L’approche du Grec soulève quand même plusieurs questions. À ce moment-là, le soleil venait seulement de se lever : c’était donc très tôt le matin, surtout pour la plupart des insulaires qui avaient veillé jusqu’à tard dans la nuit pour bien profiter de la fraîcheur qui descendait de la voûte étoilée. C’était donc très tôt le matin, et le Grec était déjà aux aguets !
Autre question : comment le Grec savait-il que ce matin-là, il fallait qu’il se mette aux aguets ? En effet, jusqu’à la veille, personne ne savait que nous avions pris la décision de partir ce matin-là, et de bonne heure, en plus. Personne, même pas la capitainerie, qui était habituée à ce que nous prolongions sans cesse notre séjour, et toujours à la dernière minute, à cause du caractère extrêmement changeant du vent. Ce matin-là, nous aurions pu très bien prolonger, pour la quatrième fois et encore à la dernière minute, notre séjour. Donc personne n’a pas donné l’alerte au Grec pour que ce matin-là, celui-ci se mette dans la position du guetteur. Autrement dit, le Grec a toujours occupé cette position de guetteur : il a été missionné pour nous surveiller nuit et jour, inlassablement. Il était le pion qu’utilisait le cerveau mafieux local pour récupérer le bout de quai tant convoité.

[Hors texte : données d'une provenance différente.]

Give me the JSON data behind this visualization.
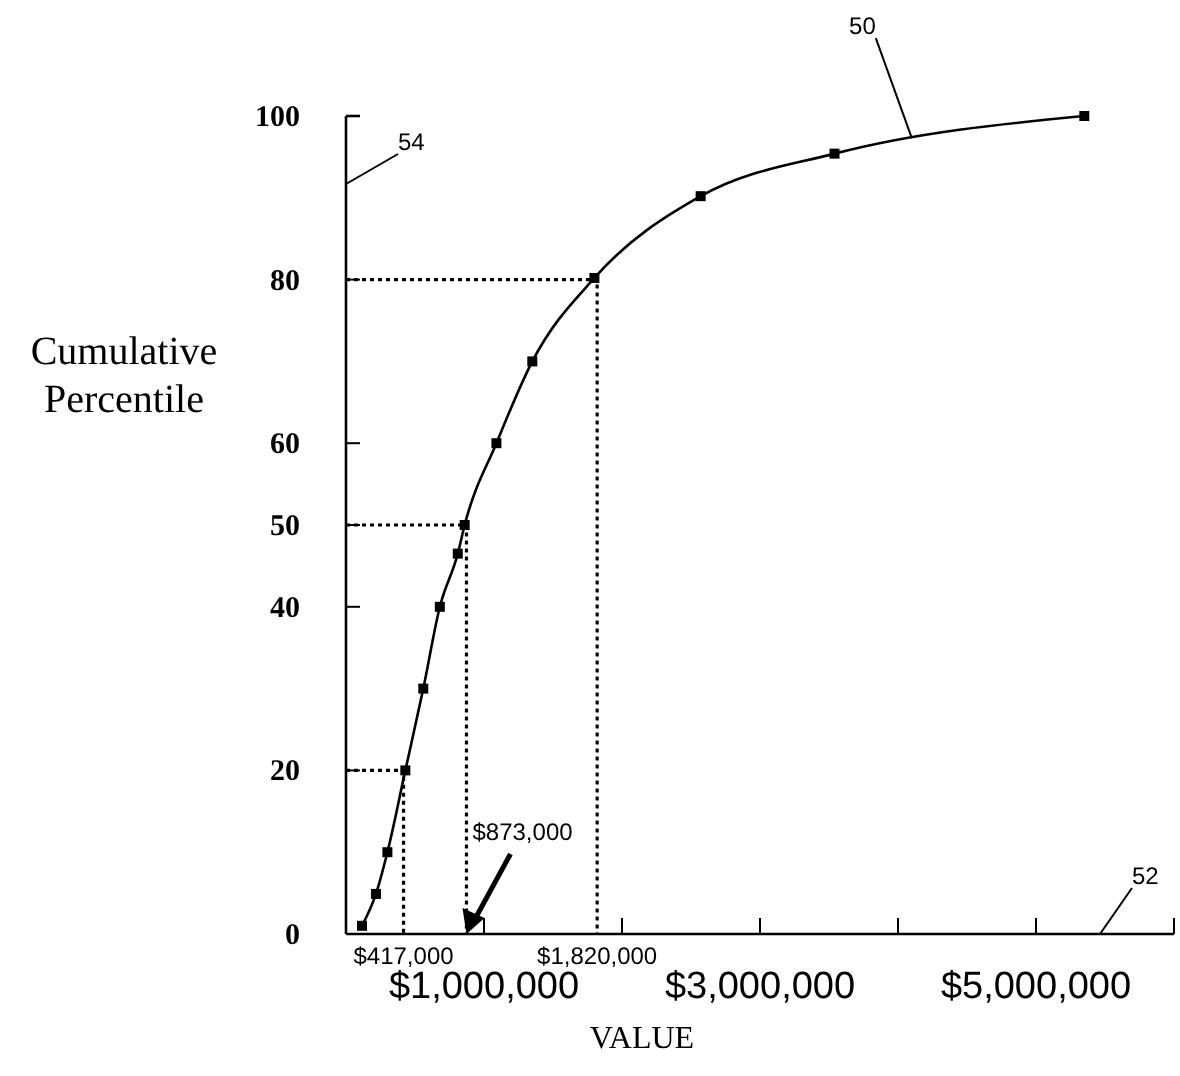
{
  "chart_data": {
    "type": "line",
    "xlabel": "VALUE",
    "ylabel": "Cumulative Percentile",
    "x": [
      116000,
      217000,
      300000,
      430000,
      560000,
      680000,
      810000,
      860000,
      1090000,
      1350000,
      1800000,
      2570000,
      3540000,
      5350000
    ],
    "series": [
      {
        "color": "#000000",
        "values": [
          1,
          4.9,
          10,
          20,
          30,
          40,
          46.5,
          50,
          60,
          70,
          80.2,
          90.2,
          95.4,
          100
        ]
      },
      {
        "color": "#000000",
        "x": [
          0,
          417000,
          417000
        ],
        "values": [
          20,
          20,
          0
        ],
        "line_style": "dotted",
        "marker": "none"
      },
      {
        "color": "#000000",
        "x": [
          0,
          873000,
          873000
        ],
        "values": [
          50,
          50,
          0
        ],
        "line_style": "dotted",
        "marker": "none"
      },
      {
        "color": "#000000",
        "x": [
          0,
          1820000,
          1820000
        ],
        "values": [
          80,
          80,
          0
        ],
        "line_style": "dotted",
        "marker": "none"
      }
    ],
    "xlim": [
      0,
      6000000
    ],
    "xticks": [
      {
        "value": 0,
        "label": null
      },
      {
        "value": 1000000,
        "label": "$1,000,000"
      },
      {
        "value": 2000000,
        "label": null
      },
      {
        "value": 3000000,
        "label": "$3,000,000"
      },
      {
        "value": 4000000,
        "label": null
      },
      {
        "value": 5000000,
        "label": "$5,000,000"
      },
      {
        "value": 6000000,
        "label": null
      }
    ],
    "ylim": [
      0,
      100
    ],
    "yticks": [
      0,
      20,
      40,
      50,
      60,
      80,
      100
    ],
    "marker": "square",
    "line_style": "solid",
    "grid": false,
    "annotations": [
      {
        "text": "$417,000",
        "x": 417000,
        "y": 0
      },
      {
        "text": "$873,000",
        "x": 873000,
        "y": 0
      },
      {
        "text": "$1,820,000",
        "x": 1820000,
        "y": 0
      },
      {
        "text": "50",
        "x": 4100000,
        "y": 97.3
      },
      "52",
      "54"
    ]
  }
}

Autre question encore : avant de tourner les talons pour repartir dans la direction d’où il était venu, le Grec a dit, non sans balbutier : « I am of the port authority » (en français : Je suis de l’autorité portuaire »). Huit jours plus tard, pendant que le mousse faisait des photos de la fontaine ottomane sur la Grand’Place de Χίος (transcription : Khios), il a été tenu d’expliquer son activité de l’instant à un Grec qui s’est présenté avec ces mots : « I am from the police » (en français : Je suis de la police). Tout de suite après avoir dit son statut, le Grec de Χίος a montré sa carte professionnelle. Le Grec de Πάτμος, lui, ne nous a montré aucun papier officiel. Peut-être que ce qu’il disait concernant son statut était vrai. Peut-être aussi que ce n’était qu’une mascarade. En tout cas, le balbutiement n’apportait pas de la crédibilité en sa faveur. Ce qui était sûr et certain, c’était qu’il n’avait pas du tout la conscience tranquille et que le malaise créé par le sentiment de l’intrusion l’a obligé à se justifier, après coup, et non dès les premiers instants.
Autre question encore, cette fois-ci illustrée par la photo suivante :
Au premier plan, sur la gauche, c’était le museau du Zeph, pendant la marche arrière.
Le bateau de l’espion se trouvait devant l’ancre du Zeph.
Le bout de quai convoité apparaissait à droite.
La photo dit la fièvre de l’impatience à bord du bateau de l’espion.
Mais la photo dit aussi la grande disproportion entre la longueur de l’emplacement libéré et la taille de l’embarcation pressée de rejoindre celui-ci. Manifestement, l’embarcation pressée ne talonnait pas le Zeph pour elle-même, mais pour un « grand frère » qui avait transformé cette partie du port municipal en territoire mafieux.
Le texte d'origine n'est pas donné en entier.